24/03/2017
41 ¡Nunca Más!
Rememorar, implica echar a andar la memoria, como necesario ejercicio para que haya siempre un cerrojo, que impida la entrada de la noche, porque en la república la lucha debe ser por la transparencia, por la justicia y por la Democracia, y lo que implican sus instituciones, para que el pueblo rija los destinos de su tiempo, y que lo haga exponiendo su voluntad.
1976 no es un año más, ni un producto de calendario, es la lógica del 30, y del 66, es heredera de la Década Infame, y de los Bastones Largos, indudablemente que fluye y trasciende hoy, en la expresión del pueblo más allá de las operaciones, y las desvirtuaciones, que intenta imponer el régimen.
Raúl Alfonsín no es producto de la casualidad historia, es la lógica consecuencia de un proceso, que solo podía reconstruirse en la persuasión de un demócrata. Por eso si la lucha contra el régimen viene desde siempre, el fascismo es el cáncer que atenta, contra la salud institucional de los pueblos.
No es producto de la contingencia, o del mero consignismo, la frase que va a condenar por el devenir de los tiempos, a la contradicción Causa o Régimen. Es allí donde Hipólito Yrigoyen va a condenar, a lo que corrompa a la idea de lucha contra la opresión, porque no hay una definición, sino la expresión de un universo, y sus implicancias.
Que no se confunda a la militancia, y al pueblo, con degradaciones, y definiciones extemporáneas, porque Karakachoff, Amaya, Mena, Solari, Pisarello y tantos que la lista, que es innumerable, porque el pensamiento fue el pecado capital, en el imperio del despojo.
En la memoria colectiva no yacen irrealidades, y aun en el negacionismo, es lo más claro, la admisión de los años de plomo. A los radicales no les dicta el discurso, algún mega medio, sino la dialéctica critica, de no concebir nada, por fuera de la voluntad de popular, y siempre en el camino de la causa.
Jamás puede haber fusiles argentinos, que apunten a los argentinos, nunca más.

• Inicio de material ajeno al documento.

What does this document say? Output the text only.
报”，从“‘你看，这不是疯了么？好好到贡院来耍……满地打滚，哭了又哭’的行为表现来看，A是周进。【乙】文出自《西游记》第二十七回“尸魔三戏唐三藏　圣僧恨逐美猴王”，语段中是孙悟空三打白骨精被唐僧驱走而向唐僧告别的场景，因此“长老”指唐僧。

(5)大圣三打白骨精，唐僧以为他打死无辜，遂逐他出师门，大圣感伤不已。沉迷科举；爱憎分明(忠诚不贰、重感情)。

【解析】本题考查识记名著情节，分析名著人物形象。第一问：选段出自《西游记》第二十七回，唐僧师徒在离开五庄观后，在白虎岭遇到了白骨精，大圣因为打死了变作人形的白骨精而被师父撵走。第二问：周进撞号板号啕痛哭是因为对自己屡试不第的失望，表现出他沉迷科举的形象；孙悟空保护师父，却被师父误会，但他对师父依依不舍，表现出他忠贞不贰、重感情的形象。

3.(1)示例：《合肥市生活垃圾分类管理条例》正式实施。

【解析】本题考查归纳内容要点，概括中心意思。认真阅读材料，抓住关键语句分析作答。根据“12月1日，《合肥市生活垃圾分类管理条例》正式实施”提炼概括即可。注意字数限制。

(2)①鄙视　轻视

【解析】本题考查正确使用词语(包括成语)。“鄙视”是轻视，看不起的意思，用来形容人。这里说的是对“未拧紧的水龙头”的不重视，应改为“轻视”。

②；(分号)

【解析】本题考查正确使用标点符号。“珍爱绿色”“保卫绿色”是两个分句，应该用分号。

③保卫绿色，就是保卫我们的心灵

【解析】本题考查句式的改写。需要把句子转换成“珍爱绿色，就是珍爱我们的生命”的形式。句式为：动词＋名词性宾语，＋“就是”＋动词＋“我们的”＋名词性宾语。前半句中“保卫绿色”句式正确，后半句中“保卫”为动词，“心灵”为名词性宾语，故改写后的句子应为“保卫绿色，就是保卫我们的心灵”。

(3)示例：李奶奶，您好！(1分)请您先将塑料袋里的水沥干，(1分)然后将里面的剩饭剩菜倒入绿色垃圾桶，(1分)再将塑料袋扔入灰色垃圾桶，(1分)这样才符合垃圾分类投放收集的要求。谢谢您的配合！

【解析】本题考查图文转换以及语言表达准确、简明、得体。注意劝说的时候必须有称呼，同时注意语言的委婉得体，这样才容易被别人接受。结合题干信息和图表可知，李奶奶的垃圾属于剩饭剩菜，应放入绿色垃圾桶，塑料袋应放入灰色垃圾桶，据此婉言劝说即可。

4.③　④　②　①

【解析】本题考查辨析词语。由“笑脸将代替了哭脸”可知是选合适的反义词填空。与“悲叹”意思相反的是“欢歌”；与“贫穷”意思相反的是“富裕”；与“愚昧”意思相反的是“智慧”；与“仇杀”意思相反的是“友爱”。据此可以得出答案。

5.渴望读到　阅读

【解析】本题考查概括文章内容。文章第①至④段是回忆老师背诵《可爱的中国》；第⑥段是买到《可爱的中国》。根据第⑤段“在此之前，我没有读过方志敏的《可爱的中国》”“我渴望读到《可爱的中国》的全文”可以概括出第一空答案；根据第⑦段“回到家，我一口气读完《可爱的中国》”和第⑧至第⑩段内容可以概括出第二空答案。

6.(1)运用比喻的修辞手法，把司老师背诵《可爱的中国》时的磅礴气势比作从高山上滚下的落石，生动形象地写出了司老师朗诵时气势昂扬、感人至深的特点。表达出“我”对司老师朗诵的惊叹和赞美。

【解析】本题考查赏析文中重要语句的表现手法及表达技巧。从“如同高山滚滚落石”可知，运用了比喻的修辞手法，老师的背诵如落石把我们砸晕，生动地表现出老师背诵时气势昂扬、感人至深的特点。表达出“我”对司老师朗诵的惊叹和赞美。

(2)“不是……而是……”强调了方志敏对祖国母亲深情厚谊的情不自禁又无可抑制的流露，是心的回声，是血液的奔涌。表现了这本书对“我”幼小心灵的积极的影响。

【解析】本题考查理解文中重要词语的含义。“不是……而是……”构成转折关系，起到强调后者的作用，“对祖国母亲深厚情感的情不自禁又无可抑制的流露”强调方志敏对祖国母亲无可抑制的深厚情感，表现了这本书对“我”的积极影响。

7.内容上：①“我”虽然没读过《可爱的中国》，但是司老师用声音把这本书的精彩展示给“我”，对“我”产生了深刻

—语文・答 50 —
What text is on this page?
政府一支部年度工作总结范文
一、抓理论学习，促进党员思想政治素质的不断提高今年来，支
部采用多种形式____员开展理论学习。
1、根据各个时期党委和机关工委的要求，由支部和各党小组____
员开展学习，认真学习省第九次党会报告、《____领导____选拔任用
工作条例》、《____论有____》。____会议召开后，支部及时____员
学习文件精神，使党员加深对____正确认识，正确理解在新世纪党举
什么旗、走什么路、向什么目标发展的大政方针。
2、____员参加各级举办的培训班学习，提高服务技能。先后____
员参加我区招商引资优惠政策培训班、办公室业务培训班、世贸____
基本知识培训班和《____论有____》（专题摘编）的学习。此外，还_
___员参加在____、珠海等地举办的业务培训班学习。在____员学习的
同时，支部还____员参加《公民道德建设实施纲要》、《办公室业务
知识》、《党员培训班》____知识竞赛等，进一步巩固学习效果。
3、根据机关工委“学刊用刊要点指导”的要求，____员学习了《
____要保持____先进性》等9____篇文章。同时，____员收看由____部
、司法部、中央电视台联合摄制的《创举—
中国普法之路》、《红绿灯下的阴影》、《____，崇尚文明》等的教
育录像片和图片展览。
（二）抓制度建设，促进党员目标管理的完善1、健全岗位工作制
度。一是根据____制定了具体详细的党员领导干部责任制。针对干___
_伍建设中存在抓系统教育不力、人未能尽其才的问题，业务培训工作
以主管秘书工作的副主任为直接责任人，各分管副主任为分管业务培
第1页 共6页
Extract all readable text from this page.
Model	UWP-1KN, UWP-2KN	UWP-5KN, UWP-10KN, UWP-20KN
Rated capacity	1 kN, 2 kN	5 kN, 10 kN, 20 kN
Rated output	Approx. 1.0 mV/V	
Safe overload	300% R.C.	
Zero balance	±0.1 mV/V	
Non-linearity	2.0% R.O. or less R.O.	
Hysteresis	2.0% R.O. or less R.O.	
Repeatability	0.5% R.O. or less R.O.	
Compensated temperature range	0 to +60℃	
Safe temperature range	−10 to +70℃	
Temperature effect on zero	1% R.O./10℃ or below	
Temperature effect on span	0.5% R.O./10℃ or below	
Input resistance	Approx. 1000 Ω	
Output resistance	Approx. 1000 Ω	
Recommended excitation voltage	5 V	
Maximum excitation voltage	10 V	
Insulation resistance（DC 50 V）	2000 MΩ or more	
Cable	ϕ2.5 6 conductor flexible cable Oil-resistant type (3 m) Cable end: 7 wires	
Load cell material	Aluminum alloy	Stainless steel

No se debe admitir a la iluminación, como carácter irrefutable de los que se puede preservar, reconstruir, o rediseñar, en nombre de una sociedad en ruinas, o carente de lo que únicamente pueden visualizar estos grupos, que pretenden estar por encima de la Constitución, y de las leyes, que son los limites naturales de las acciones, en toda sociedad de la civilización.
La violencia de los tiempos oscuros, al radicalismo le arranco militantes, como lo hizo a la con la cultura, y las ideas libertarias, que desde siempre ostentan los grandes espacios del campo popular. En la Corriente hasta se midió el tiempo de emitir la placa, y el documento, por respeto a los mártires del pueblo, y militantes de la causa, por eso se trabajó con un bosquejo del Ruso.
Las historias no se detienen, pero siempre son los cimientos, de las grandes construcciones de los tiempos, y desde Moreno hasta Alfonsín, hay epopeya y convicción, para salvaguardar Republica, porque el Núremberg argentino, es el más loable atentado a la impunidad, sometiéndolos en los estrados, estrictamente atentos a derecho, y eso significa que nada justifica la desaparición, la violación, la limpieza generacional por parte de los personeros de la muerte.
Cuando a la opresión, al odio, al fanatismo, y a la intolerancia se la enfrenta con la vida, con la paz, y la constitución, no hay espacio para los desequilibrios, y no importa si el que desaparece, es uno o treinta mil; puesto que, en un estado de derecho, nada es mágico, y nadie puede desaparecer.
El 24 de marzo no lo va a extirpar ningún extraviado, porque la memoria es de la historia, esta custodiada por el campo popular, y alguna vez en el tiempo, seguramente unidos, se recordará a los mártires, y se honrara a los que vivieron, para que siga reinando la libertad, porque nada fue gratuito, en ese plan sistemático para oprimir a las expresiones y a las vidas.
Nunca más, no es la suma de dos palabras, ni una frase de marketing, es la síntesis de toda una idea que lucha, que se resiste y enfrenta a sus propias sospechas. Es Cesar Strassera sin la manipulación del gobierno democrático. Es Sábato en el informe de la CONADEP. Allí no tiene espacio la antinomia, solo la institucionalidad, y la definición del concepto “desaparecidos”.
La batalla contra el miedo termino, no capitular ante el “por al será”, al concepto de la represión demencial, y los Habeas Corpus ya no serán derrotados por el silencio; como los verdugos no caminaran impunes, y los campos de concentración serán hitos, que subrayen la historia. Y todos tendrán derecho a saber de la noche negra, de hace cuarenta y un años, ¡Nunca Más!